David Niven

David Niven
  

Lieutenant Colonel James David Graham Niven (/ˈnɪvən/; 1 March 1910 – 29 July 1983) was a British actor, soldier, memoirist, and novelist. He won the Academy Award for Best Actor for his performance as Major Pollock in Separate Tables (1958). Niven's other roles included Squadron Leader Peter Carter in A Matter of Life and Death (1946), Phileas Fogg in Around the World in 80 Days (1956), Sir Charles Lytton ("the Phantom") in The Pink Panther (1963), James Bond in Casino Royale (1967), and Colonel Race in Death on the Nile (1978).

Born in London, Niven attended Heatherdown Preparatory School and Stowe School before gaining a place at the Royal Military College, Sandhurst.
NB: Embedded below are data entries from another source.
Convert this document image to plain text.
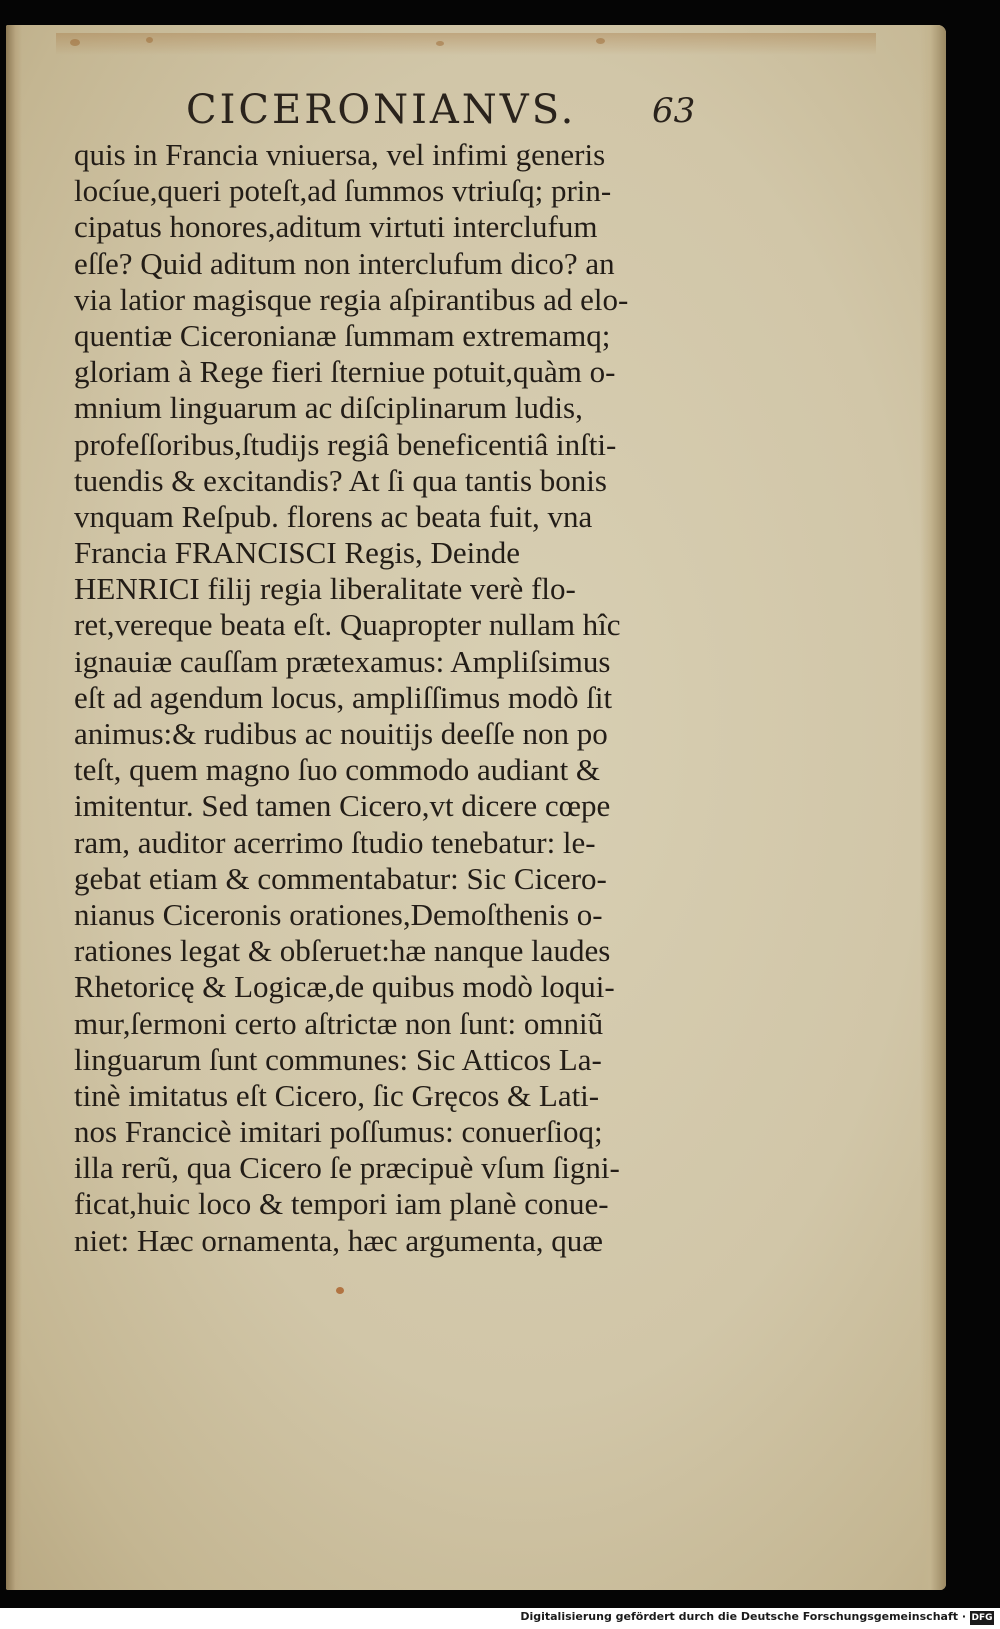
CICERONIANVS. 63
quis in Francia vniuersa, vel infimi generis
locíue,queri poteſt,ad ſummos vtriuſq; prin-
cipatus honores,aditum virtuti interclufum
eſſe? Quid aditum non interclufum dico? an
via latior magisque regia aſpirantibus ad elo-
quentiæ Ciceronianæ ſummam extremamq;
gloriam à Rege fieri ſterniue potuit,quàm o-
mnium linguarum ac diſciplinarum ludis,
profeſſoribus,ſtudijs regiâ beneficentiâ inſti-
tuendis & excitandis? At ſi qua tantis bonis
vnquam Reſpub. florens ac beata fuit, vna
Francia FRANCISCI Regis, Deinde
HENRICI filij regia liberalitate verè flo-
ret,vereque beata eſt. Quapropter nullam hîc
ignauiæ cauſſam prætexamus: Ampliſsimus
eſt ad agendum locus, ampliſſimus modò ſit
animus:& rudibus ac nouitijs deeſſe non po
teſt, quem magno ſuo commodo audiant &
imitentur. Sed tamen Cicero,vt dicere cœpe
ram, auditor acerrimo ſtudio tenebatur: le-
gebat etiam & commentabatur: Sic Cicero-
nianus Ciceronis orationes,Demoſthenis o-
rationes legat & obſeruet:hæ nanque laudes
Rhetoricę & Logicæ,de quibus modò loqui-
mur,ſermoni certo aſtrictæ non ſunt: omniũ
linguarum ſunt communes: Sic Atticos La-
tinè imitatus eſt Cicero, ſic Gręcos & Lati-
nos Francicè imitari poſſumus: conuerſioq;
illa rerũ, qua Cicero ſe præcipuè vſum ſigni-
ficat,huic loco & tempori iam planè conue-
niet: Hæc ornamenta, hæc argumenta, quæ
Digitalisierung gefördert durch die Deutsche Forschungsgemeinschaft · DFG
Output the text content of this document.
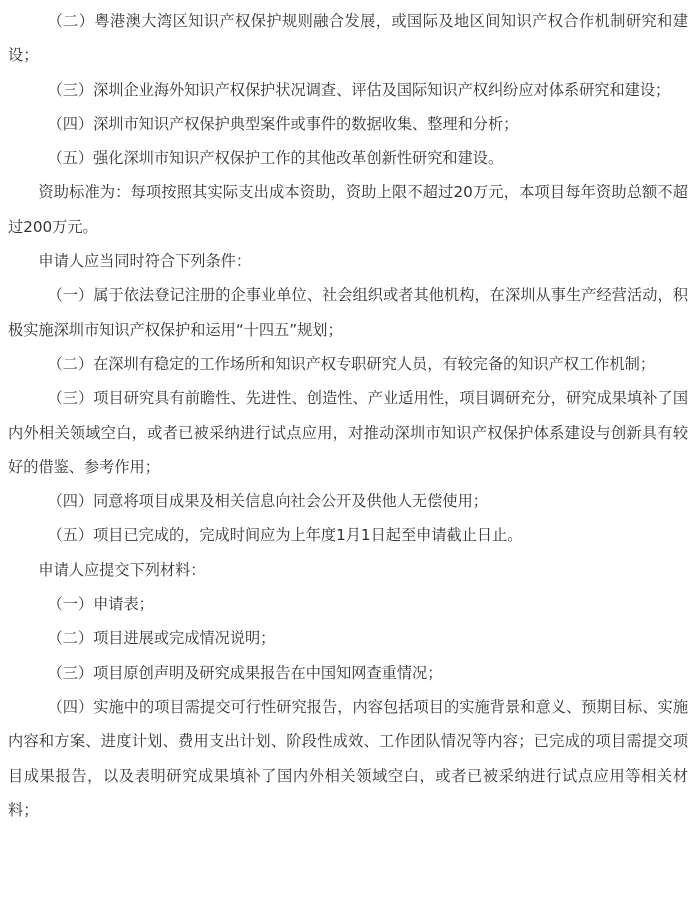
（二）粤港澳大湾区知识产权保护规则融合发展，或国际及地区间知识产权合作机制研究和建设；

（三）深圳企业海外知识产权保护状况调查、评估及国际知识产权纠纷应对体系研究和建设；

（四）深圳市知识产权保护典型案件或事件的数据收集、整理和分析；

（五）强化深圳市知识产权保护工作的其他改革创新性研究和建设。

资助标准为：每项按照其实际支出成本资助，资助上限不超过20万元，本项目每年资助总额不超过200万元。

申请人应当同时符合下列条件：

（一）属于依法登记注册的企事业单位、社会组织或者其他机构，在深圳从事生产经营活动，积极实施深圳市知识产权保护和运用“十四五”规划；

（二）在深圳有稳定的工作场所和知识产权专职研究人员，有较完备的知识产权工作机制；

（三）项目研究具有前瞻性、先进性、创造性、产业适用性，项目调研充分，研究成果填补了国内外相关领域空白，或者已被采纳进行试点应用，对推动深圳市知识产权保护体系建设与创新具有较好的借鉴、参考作用；

（四）同意将项目成果及相关信息向社会公开及供他人无偿使用；

（五）项目已完成的，完成时间应为上年度1月1日起至申请截止日止。

申请人应提交下列材料：

（一）申请表；

（二）项目进展或完成情况说明；

（三）项目原创声明及研究成果报告在中国知网查重情况；

（四）实施中的项目需提交可行性研究报告，内容包括项目的实施背景和意义、预期目标、实施内容和方案、进度计划、费用支出计划、阶段性成效、工作团队情况等内容；已完成的项目需提交项目成果报告，以及表明研究成果填补了国内外相关领域空白，或者已被采纳进行试点应用等相关材料；
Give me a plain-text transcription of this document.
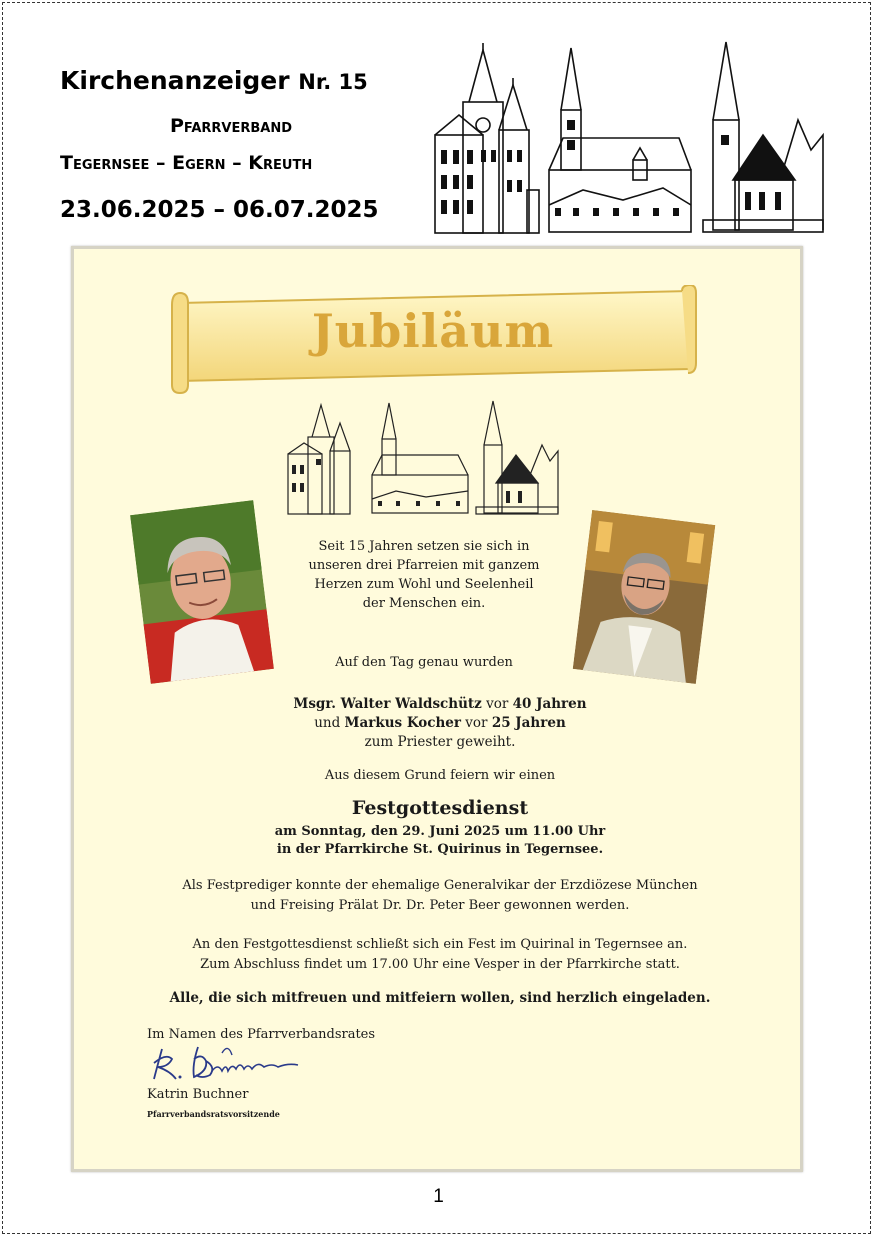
Kirchenanzeiger Nr. 15
Pfarrverband
Tegernsee – Egern – Kreuth
23.06.2025 – 06.07.2025
Jubiläum
Seit 15 Jahren setzen sie sich in
unseren drei Pfarreien mit ganzem
Herzen zum Wohl und Seelenheil
der Menschen ein.
Auf den Tag genau wurden
Msgr. Walter Waldschütz vor 40 Jahren
und Markus Kocher vor 25 Jahren
zum Priester geweiht.
Aus diesem Grund feiern wir einen
Festgottesdienst
am Sonntag, den 29. Juni 2025 um 11.00 Uhr
in der Pfarrkirche St. Quirinus in Tegernsee.
Als Festprediger konnte der ehemalige Generalvikar der Erzdiözese München
und Freising Prälat Dr. Dr. Peter Beer gewonnen werden.
An den Festgottesdienst schließt sich ein Fest im Quirinal in Tegernsee an.
Zum Abschluss findet um 17.00 Uhr eine Vesper in der Pfarrkirche statt.
Alle, die sich mitfreuen und mitfeiern wollen, sind herzlich eingeladen.
Im Namen des Pfarrverbandsrates
Katrin Buchner
Pfarrverbandsratsvorsitzende
1
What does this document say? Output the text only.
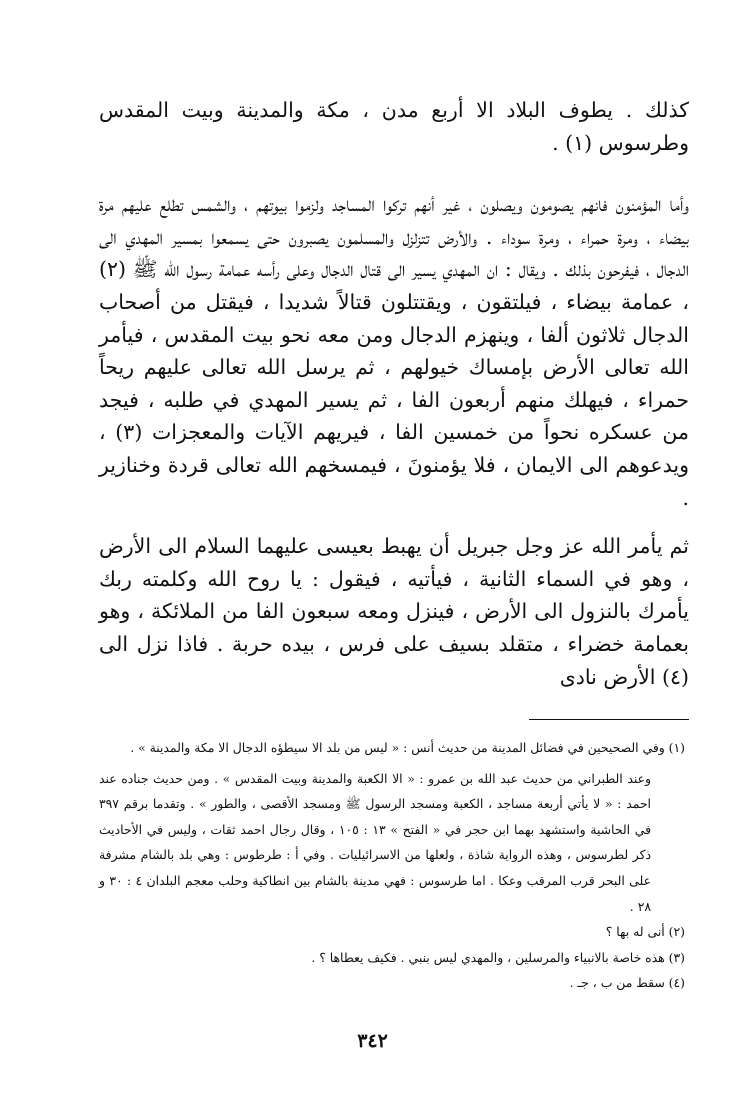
كذلك . يطوف البلاد الا أربع مدن ، مكة والمدينة وبيت المقدس وطرسوس (١) .

وأما المؤمنون فانهم يصومون ويصلون ، غير أنهم تركوا المساجد ولزموا بيوتهم ، والشمس تطلع عليهم مرة بيضاء ، ومرة حمراء ، ومرة سوداء . والأرض تتزلزل والمسلمون يصبرون حتى يسمعوا بمسير المهدي الى الدجال ، فيفرحون بذلك . ويقال : ان المهدي يسير الى قتال الدجال وعلى رأسه عمامة رسول الله ﷺ (٢) ، عمامة بيضاء ، فيلتقون ، ويقتتلون قتالاً شديدا ، فيقتل من أصحاب الدجال ثلاثون ألفا ، وينهزم الدجال ومن معه نحو بيت المقدس ، فيأمر الله تعالى الأرض بإمساك خيولهم ، ثم يرسل الله تعالى عليهم ريحاً حمراء ، فيهلك منهم أربعون الفا ، ثم يسير المهدي في طلبه ، فيجد من عسكره نحواً من خمسين الفا ، فيريهم الآيات والمعجزات (٣) ، ويدعوهم الى الايمان ، فلا يؤمنونَ ، فيمسخهم الله تعالى قردة وخنازير .

ثم يأمر الله عز وجل جبريل أن يهبط بعيسى عليهما السلام الى الأرض ، وهو في السماء الثانية ، فيأتيه ، فيقول : يا روح الله وكلمته ربك يأمرك بالنزول الى الأرض ، فينزل ومعه سبعون الفا من الملائكة ، وهو بعمامة خضراء ، متقلد بسيف على فرس ، بيده حربة . فاذا نزل الى (٤) الأرض نادى

(١) وفي الصحيحين في فضائل المدينة من حديث أنس : « ليس من بلد الا سيطؤه الدجال الا مكة والمدينة » .

وعند الطبراني من حديث عبد الله بن عمرو : « الا الكعبة والمدينة وبيت المقدس » . ومن حديث جناده عند احمد : « لا يأتي أربعة مساجد ، الكعبة ومسجد الرسول ﷺ ومسجد الأقصى ، والطور » . وتقدما برقم ٣٩٧ في الحاشية واستشهد بهما ابن حجر في « الفتح » ١٣ : ١٠٥ ، وقال رجال احمد ثقات ، وليس في الأحاديث ذكر لطرسوس ، وهذه الرواية شاذة ، ولعلها من الاسرائيليات . وفي أ : طرطوس : وهي بلد بالشام مشرفة على البحر قرب المرقب وعكا . اما طرسوس : فهي مدينة بالشام بين انطاكية وحلب معجم البلدان ٤ : ٣٠ و ٢٨ .

(٢) أنى له بها ؟

(٣) هذه خاصة بالانبياء والمرسلين ، والمهدي ليس بنبي . فكيف يعطاها ؟ .

(٤) سقط من ب ، جـ .

٣٤٢
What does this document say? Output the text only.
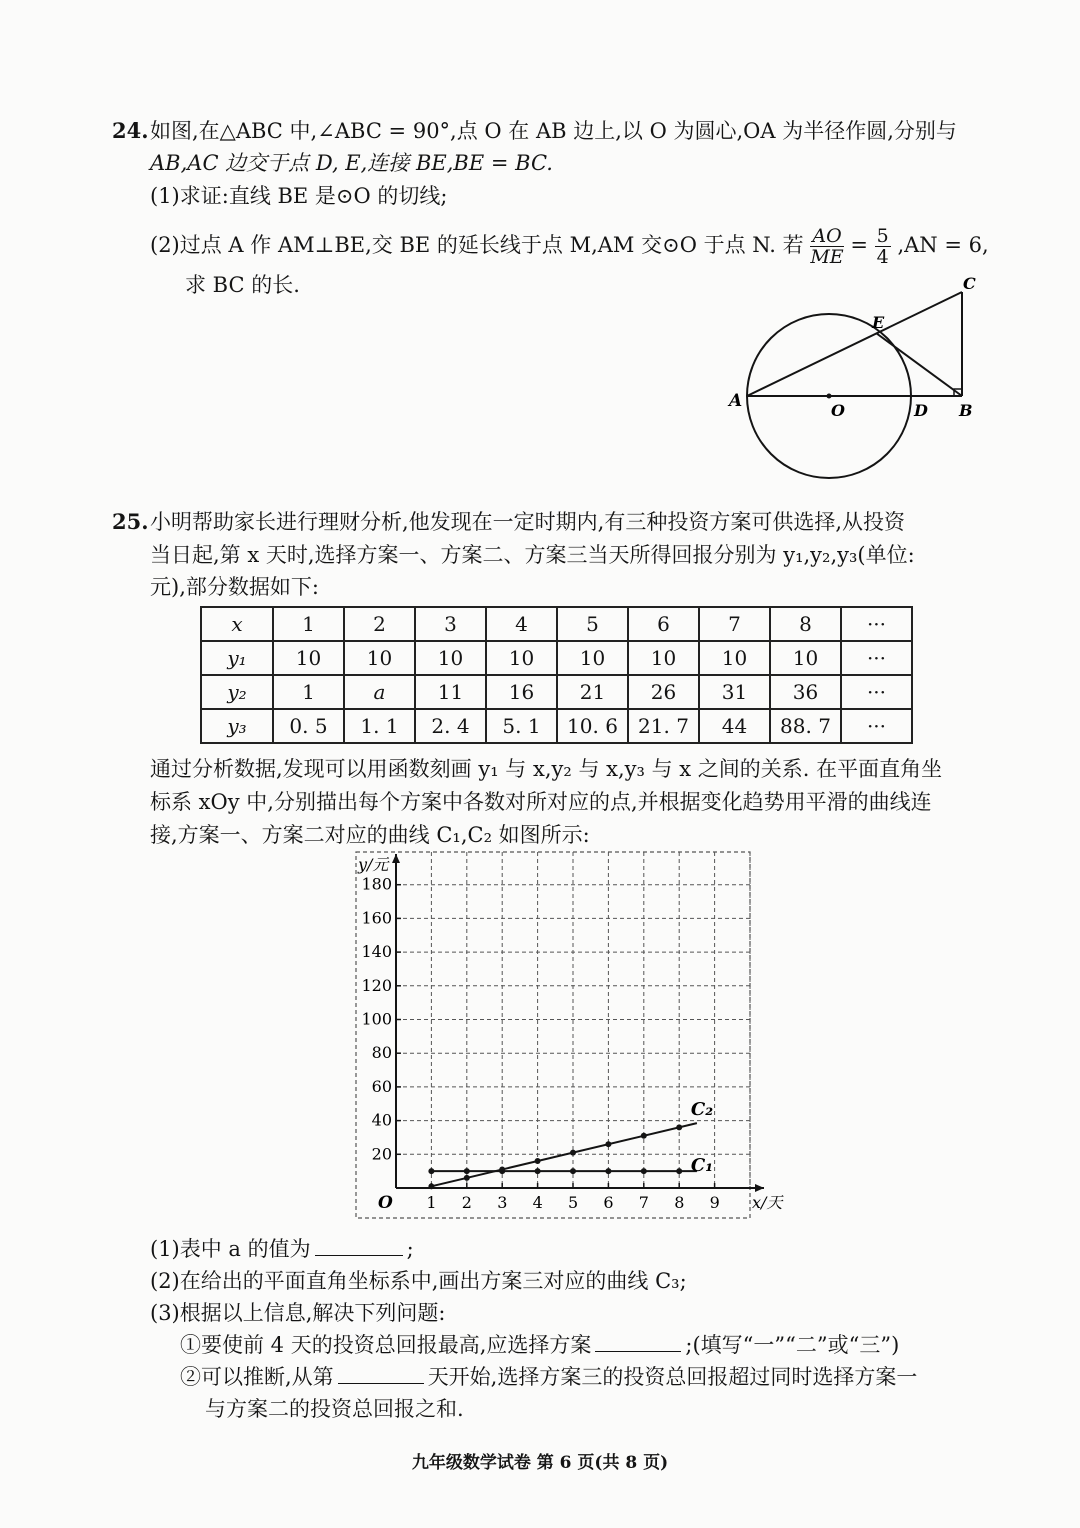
24. 如图,在△ABC 中,∠ABC = 90°,点 O 在 AB 边上,以 O 为圆心,OA 为半径作圆,分别与
AB,AC 边交于点 D, E,连接 BE,BE = BC.
(1)求证:直线 BE 是⊙O 的切线;
(2)过点 A 作 AM⊥BE,交 BE 的延长线于点 M,AM 交⊙O 于点 N. 若 $\frac{AO}{ME} = \frac{5}{4} ,AN = 6$,
求 BC 的长.
A	O	D B
E
C
25. 小明帮助家长进行理财分析,他发现在一定时期内,有三种投资方案可供选择,从投资
当日起,第 x 天时,选择方案一、方案二、方案三当天所得回报分别为 y₁,y₂,y₃(单位:
元),部分数据如下:
x	1	2	3	4	5	6	7	8	···
y₁	10	10	10	10	10	10	10	10	···
y₂	1	a	11	16	21	26	31	36	···
y₃	0. 5	1. 1	2. 4	5. 1	10. 6	21. 7	44	88. 7	···
通过分析数据,发现可以用函数刻画 y₁ 与 x,y₂ 与 x,y₃ 与 x 之间的关系. 在平面直角坐
标系 xOy 中,分别描出每个方案中各数对所对应的点,并根据变化趋势用平滑的曲线连
接,方案一、方案二对应的曲线 C₁,C₂ 如图所示:
1 2 3 4 5 6 7 8 9
20
40
60
80
100
120
140
160
180
O	x/天
y/元
C₁
C₂
(1)表中 a 的值为	;
(2)在给出的平面直角坐标系中,画出方案三对应的曲线 C₃;
(3)根据以上信息,解决下列问题:
①要使前 4 天的投资总回报最高,应选择方案	;(填写“一”“二”或“三”)
②可以推断,从第	天开始,选择方案三的投资总回报超过同时选择方案一
与方案二的投资总回报之和.
九年级数学试卷 第 6 页(共 8 页)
After Sandhurst, he joined the British Army and was commissioned as a second lieutenant in the Highland Light Infantry. Upon developing an interest in acting, he found a role as an extra in the British film There Goes the Bride (1932).

Bored with the peacetime army, he resigned his commission in 1933, relocated to New York, then travelled to Hollywood. There, he hired an agent and had several small parts in films through 1935, including a non-speaking role in Metro-Goldwyn-Mayer's Mutiny on the Bounty (1935). This helped him gain a contract with Samuel Goldwyn.